Spring along the Delaware River is always an interesting time. One early spring Maya was out walking near Bulls Island. She had just walked over the bridge and was exploring the island when she heard a rolling thunderous sound coming from the river. As she looked she could see massive ice blocks being pushed along in the now roaring river waters – waters that looked like they were coming right at the little island that she was meandering around.
Maya started for the bridge but something told her to wait. Just as she paused, a tree that was caught up in the river crashed into the island side entrance to the bridge knocking it off its foundation and she watched in collapse into the water. Moments later an old wreck of a car came careening down the river and tore into the bridge on the other side of the island. Maya was marooned.
She walked along the shore of the island cursing her stupidity at letting this happen to her. As she walked the shore on the canal side of the island, she cursed the canal and the river for cutting her off from the safety of the mainland. The shore was close enough to see. She could probably throw a rock across the canal and hit the other shore. . But the banks were steep. The water was rushing too wildly. And the waters had to be frigid from the ice. She was angry and frustrated, plan-less and clueless and worse, no one knew where she was, and her cell phone was in the car. Eventually she found a boulder, crumpled onto it, and wept in frustration.
As she wept, she heard a voice in the wind say, “it is silly to curse and struggle against what isn’t there.”
In her frustration Maya muttered, “What isn’t there?”
“Your enemy is not here. The water is not your enemy. Just as you are a woman becoming the fullness of who you are, the water is merely water, flowing and following its path.”

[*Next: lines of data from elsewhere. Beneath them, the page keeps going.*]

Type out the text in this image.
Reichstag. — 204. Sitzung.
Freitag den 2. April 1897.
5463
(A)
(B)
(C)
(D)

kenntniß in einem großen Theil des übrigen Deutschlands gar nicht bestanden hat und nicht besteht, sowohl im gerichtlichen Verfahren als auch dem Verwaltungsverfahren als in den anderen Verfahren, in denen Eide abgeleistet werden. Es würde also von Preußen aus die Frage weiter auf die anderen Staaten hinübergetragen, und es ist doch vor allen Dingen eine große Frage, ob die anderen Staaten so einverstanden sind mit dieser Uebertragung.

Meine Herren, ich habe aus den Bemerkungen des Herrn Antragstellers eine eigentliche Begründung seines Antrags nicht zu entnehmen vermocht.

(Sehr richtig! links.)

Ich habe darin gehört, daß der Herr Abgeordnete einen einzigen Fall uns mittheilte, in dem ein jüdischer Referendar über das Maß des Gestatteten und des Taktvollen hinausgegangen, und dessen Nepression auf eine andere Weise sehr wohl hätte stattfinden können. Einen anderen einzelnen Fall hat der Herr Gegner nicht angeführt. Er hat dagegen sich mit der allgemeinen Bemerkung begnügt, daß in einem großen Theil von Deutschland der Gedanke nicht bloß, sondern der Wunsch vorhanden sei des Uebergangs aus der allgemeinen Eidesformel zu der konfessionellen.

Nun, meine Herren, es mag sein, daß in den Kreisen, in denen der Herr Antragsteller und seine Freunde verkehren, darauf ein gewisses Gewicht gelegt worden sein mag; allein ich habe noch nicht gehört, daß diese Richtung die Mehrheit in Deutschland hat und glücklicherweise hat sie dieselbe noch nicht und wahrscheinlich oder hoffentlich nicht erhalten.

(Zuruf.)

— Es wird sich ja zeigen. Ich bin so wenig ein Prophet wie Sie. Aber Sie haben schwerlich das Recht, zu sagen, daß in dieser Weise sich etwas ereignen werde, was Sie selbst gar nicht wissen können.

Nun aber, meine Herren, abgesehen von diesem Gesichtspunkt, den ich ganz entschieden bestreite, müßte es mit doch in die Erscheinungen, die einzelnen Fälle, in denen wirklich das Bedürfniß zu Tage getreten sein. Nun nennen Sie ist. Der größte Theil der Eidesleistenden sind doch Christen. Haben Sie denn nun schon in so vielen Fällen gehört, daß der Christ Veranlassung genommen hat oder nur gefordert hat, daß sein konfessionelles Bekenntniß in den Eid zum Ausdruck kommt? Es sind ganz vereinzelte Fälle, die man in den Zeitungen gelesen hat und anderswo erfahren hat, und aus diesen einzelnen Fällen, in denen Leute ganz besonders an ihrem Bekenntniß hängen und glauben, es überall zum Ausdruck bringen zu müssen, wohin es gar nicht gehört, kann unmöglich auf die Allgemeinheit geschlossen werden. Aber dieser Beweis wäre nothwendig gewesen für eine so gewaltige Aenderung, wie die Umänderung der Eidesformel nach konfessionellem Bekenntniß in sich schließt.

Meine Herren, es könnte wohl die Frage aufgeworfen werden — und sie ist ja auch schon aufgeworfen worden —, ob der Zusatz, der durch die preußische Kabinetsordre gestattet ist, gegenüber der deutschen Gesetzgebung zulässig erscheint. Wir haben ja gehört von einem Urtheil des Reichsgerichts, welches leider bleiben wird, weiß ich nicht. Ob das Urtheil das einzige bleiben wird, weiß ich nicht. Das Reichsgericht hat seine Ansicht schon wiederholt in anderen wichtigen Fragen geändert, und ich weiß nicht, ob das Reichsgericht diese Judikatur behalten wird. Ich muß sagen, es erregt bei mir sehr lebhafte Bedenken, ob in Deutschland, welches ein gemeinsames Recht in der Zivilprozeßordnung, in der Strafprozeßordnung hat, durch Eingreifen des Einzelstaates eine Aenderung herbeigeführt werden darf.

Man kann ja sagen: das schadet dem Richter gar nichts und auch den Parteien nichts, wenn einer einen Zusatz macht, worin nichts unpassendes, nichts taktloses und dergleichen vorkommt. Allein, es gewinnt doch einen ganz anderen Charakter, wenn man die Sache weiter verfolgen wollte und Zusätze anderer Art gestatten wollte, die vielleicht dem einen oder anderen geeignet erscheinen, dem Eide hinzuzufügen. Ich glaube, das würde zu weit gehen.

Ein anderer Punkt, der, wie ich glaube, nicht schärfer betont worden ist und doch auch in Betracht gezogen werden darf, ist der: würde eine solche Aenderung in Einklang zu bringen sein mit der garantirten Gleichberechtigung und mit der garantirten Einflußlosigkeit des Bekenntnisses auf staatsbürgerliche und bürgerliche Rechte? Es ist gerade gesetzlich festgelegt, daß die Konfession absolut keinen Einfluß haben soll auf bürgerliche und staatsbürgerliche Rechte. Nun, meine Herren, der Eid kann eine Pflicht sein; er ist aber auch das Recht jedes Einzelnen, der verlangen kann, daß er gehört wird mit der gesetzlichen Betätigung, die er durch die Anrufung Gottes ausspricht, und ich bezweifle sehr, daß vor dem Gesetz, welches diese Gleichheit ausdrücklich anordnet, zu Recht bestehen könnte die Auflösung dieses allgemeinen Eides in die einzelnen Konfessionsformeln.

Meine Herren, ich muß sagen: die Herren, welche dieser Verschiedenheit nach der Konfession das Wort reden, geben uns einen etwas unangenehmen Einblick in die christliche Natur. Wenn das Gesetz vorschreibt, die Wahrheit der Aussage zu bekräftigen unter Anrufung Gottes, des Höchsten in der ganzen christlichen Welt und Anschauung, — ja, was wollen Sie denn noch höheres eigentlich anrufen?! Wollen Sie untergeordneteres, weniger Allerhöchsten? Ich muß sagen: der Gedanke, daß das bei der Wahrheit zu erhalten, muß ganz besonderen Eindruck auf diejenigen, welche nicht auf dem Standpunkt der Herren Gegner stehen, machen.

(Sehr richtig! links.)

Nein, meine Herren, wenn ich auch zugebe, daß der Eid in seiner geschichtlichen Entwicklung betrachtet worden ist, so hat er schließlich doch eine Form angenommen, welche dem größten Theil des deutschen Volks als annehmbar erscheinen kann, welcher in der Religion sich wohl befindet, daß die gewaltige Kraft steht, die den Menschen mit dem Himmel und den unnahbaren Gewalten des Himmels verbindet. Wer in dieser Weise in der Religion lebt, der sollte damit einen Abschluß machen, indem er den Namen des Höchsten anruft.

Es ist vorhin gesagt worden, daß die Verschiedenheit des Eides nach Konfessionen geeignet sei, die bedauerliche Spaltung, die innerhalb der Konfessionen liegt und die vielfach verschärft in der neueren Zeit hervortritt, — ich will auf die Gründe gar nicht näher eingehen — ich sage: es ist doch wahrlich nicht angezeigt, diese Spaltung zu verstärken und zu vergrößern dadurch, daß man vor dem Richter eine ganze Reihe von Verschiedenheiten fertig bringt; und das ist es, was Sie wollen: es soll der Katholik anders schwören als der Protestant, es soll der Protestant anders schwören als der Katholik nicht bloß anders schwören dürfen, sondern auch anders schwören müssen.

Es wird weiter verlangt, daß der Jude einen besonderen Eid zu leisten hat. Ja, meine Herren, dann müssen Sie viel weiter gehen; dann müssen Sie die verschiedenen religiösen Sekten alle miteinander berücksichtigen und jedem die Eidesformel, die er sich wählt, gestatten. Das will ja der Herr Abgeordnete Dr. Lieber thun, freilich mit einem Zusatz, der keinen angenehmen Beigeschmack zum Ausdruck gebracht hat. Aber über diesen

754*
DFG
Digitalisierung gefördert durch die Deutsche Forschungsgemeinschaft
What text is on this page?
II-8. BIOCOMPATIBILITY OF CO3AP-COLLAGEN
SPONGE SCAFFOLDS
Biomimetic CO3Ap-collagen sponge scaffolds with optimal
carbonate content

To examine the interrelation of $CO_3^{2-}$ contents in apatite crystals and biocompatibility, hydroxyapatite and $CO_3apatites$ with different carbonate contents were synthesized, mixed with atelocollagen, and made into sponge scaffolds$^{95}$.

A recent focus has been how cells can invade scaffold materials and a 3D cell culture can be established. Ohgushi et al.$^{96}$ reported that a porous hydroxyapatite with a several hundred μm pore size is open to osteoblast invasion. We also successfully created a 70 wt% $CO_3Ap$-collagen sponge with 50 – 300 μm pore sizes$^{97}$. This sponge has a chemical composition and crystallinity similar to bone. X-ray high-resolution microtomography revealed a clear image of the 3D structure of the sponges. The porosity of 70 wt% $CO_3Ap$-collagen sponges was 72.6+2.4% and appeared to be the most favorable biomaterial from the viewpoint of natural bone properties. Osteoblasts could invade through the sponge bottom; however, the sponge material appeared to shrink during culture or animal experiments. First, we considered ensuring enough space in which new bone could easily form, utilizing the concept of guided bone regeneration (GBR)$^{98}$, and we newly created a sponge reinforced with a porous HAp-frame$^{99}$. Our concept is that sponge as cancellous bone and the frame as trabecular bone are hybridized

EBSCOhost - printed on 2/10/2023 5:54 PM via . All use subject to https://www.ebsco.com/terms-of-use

Maya listened, thought and studied the waters. She walked thoughtfully along the shore of the island observing the waters, watching and waiting, observing and thinking. As she looked more carefully at the canal side bridge, she noticed that a cable still connected it to the island. She could crawl along the cable to the part of the bridge still above water and make it to the other side. And so she did.
Life is life. Each of us is doing the best that we can with the knowledge, awareness and resources that we have available to us at the moment. Yes, it is better to light one candle than to curse the darkness, but that assumes that you have a candle and match available to you – resources matter. Knowledge and awareness are in our control. Those we can increase.
So when frustrations best you, pause a moment. Take a deep breath (or two or ten). Swear if you have to, if just to get it out of your system. And then look, listen, breath and pay attention to your environment and circumstances, see your world from a different perspective. Who do you think is your enemy at that moment? What might the reality that person be? That empathy thing can go a long way to opening new vistas and alternative.
Oh, and if you are in immediate danger, see to your safety before you shift your awareness!
Discipline, thoughtful meditation, and compassionate action – what a difference they can make!! If we are going to work effectively for justice and respect for human dignity, it is good to remember ‘no enemy’; human rights are the rights of ALL human beings, of ALL sentient beings, even those who frustrate us.